Yōko Ogawa

Yōko Ogawa (小川 洋子, Ogawa Yōko, born March 30, 1962) is a Japanese writer. Her work has won every major Japanese literary award, including the Akutagawa Prize and the Yomiuri Prize. Internationally, she has been the recipient of the Shirley Jackson Award and the American Book Award. The Memory Police was also shortlisted for the International Booker Prize in 2020.

Some of her most well-known works include The Housekeeper and the Professor, The Diving Pool, and Hotel Iris. Yōko Ogawa was born in Okayama, Okayama Prefecture, graduated from Waseda University, and lives in Ashiya. Since 1988, she has published more than twenty works of fiction and nonfiction. Her novel The Professor and his Beloved Equation has been made into a movie.

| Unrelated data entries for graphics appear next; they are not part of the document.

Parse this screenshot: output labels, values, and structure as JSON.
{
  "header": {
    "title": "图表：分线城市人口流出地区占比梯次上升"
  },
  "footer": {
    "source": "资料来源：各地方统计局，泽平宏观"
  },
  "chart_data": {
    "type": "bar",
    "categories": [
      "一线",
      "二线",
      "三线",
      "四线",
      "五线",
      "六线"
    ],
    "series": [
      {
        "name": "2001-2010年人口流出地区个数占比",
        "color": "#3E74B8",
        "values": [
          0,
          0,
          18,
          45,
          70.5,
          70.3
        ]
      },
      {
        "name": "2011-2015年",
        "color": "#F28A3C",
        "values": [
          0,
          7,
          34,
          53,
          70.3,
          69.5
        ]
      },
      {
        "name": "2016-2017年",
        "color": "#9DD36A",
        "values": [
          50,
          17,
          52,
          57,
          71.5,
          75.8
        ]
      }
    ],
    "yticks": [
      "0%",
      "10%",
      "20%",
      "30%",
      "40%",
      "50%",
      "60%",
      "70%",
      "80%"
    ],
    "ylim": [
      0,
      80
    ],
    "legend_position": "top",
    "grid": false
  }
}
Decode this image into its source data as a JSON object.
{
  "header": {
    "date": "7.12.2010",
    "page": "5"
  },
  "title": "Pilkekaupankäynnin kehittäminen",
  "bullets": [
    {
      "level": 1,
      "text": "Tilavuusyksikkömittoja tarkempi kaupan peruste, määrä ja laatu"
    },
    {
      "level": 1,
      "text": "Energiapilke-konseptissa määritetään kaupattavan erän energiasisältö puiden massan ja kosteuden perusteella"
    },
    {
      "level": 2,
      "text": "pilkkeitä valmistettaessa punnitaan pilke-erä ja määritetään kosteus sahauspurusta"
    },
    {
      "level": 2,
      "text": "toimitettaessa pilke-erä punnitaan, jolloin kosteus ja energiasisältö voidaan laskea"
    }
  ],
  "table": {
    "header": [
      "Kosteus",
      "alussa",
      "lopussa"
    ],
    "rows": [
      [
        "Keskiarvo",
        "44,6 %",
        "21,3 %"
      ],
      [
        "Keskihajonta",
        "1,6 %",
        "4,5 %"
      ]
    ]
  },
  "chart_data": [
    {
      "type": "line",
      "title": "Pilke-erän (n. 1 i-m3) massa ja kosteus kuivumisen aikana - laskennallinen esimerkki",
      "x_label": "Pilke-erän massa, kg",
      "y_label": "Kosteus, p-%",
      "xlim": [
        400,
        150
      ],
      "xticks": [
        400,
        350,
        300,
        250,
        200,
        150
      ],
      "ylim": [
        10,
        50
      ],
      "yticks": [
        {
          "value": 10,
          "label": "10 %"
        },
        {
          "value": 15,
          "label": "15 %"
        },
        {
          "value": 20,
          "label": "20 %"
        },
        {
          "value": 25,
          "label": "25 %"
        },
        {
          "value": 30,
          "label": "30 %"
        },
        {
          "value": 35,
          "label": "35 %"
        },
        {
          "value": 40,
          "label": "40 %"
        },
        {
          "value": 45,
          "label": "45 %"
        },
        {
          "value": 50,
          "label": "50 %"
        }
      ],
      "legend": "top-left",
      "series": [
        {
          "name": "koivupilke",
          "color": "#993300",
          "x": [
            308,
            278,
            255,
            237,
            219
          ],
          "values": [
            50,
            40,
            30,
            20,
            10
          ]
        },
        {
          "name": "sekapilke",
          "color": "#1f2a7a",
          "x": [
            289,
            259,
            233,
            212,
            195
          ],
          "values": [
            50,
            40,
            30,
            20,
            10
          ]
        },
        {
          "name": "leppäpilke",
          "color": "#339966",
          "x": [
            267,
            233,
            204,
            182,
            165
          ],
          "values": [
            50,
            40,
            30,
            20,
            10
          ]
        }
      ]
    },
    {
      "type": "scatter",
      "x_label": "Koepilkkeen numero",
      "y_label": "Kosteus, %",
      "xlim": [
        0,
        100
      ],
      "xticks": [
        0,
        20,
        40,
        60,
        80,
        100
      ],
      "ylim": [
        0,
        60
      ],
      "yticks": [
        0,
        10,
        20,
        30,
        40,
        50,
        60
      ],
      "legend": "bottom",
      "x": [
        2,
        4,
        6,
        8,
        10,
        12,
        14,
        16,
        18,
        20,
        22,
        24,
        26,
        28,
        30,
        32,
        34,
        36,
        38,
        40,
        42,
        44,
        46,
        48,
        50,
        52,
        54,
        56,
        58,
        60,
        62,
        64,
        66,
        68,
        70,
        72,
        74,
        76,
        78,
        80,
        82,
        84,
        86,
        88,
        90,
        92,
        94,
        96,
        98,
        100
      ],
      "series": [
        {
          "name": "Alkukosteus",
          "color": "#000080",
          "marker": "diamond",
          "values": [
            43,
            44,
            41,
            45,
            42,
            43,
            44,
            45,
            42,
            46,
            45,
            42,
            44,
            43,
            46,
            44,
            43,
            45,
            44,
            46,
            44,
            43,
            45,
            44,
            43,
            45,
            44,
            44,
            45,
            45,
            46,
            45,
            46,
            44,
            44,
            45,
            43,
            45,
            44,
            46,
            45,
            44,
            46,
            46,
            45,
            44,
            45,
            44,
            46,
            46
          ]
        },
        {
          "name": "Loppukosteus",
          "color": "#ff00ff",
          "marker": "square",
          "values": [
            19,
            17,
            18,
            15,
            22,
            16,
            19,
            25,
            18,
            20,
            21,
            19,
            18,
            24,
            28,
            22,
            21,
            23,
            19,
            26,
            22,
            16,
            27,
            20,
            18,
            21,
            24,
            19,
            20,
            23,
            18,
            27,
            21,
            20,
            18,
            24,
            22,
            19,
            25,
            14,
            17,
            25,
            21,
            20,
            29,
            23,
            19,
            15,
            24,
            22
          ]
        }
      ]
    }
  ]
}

In 2006, she co-authored An Introduction to the World's Most Elegant Mathematics with Masahiko Fujiwara, a mathematician, as a dialogue on the extraordinary beauty of numbers. A film in French, L'Annulaire (The Ringfinger), directed by Diane Bertrand and starring Olga Kurylenko and Marc Barbé, was released in France in June 2005 and subsequently made the rounds of the international film festivals; the film, some of which is filmed in the Hamburg docks, is based in part on Ogawa's work.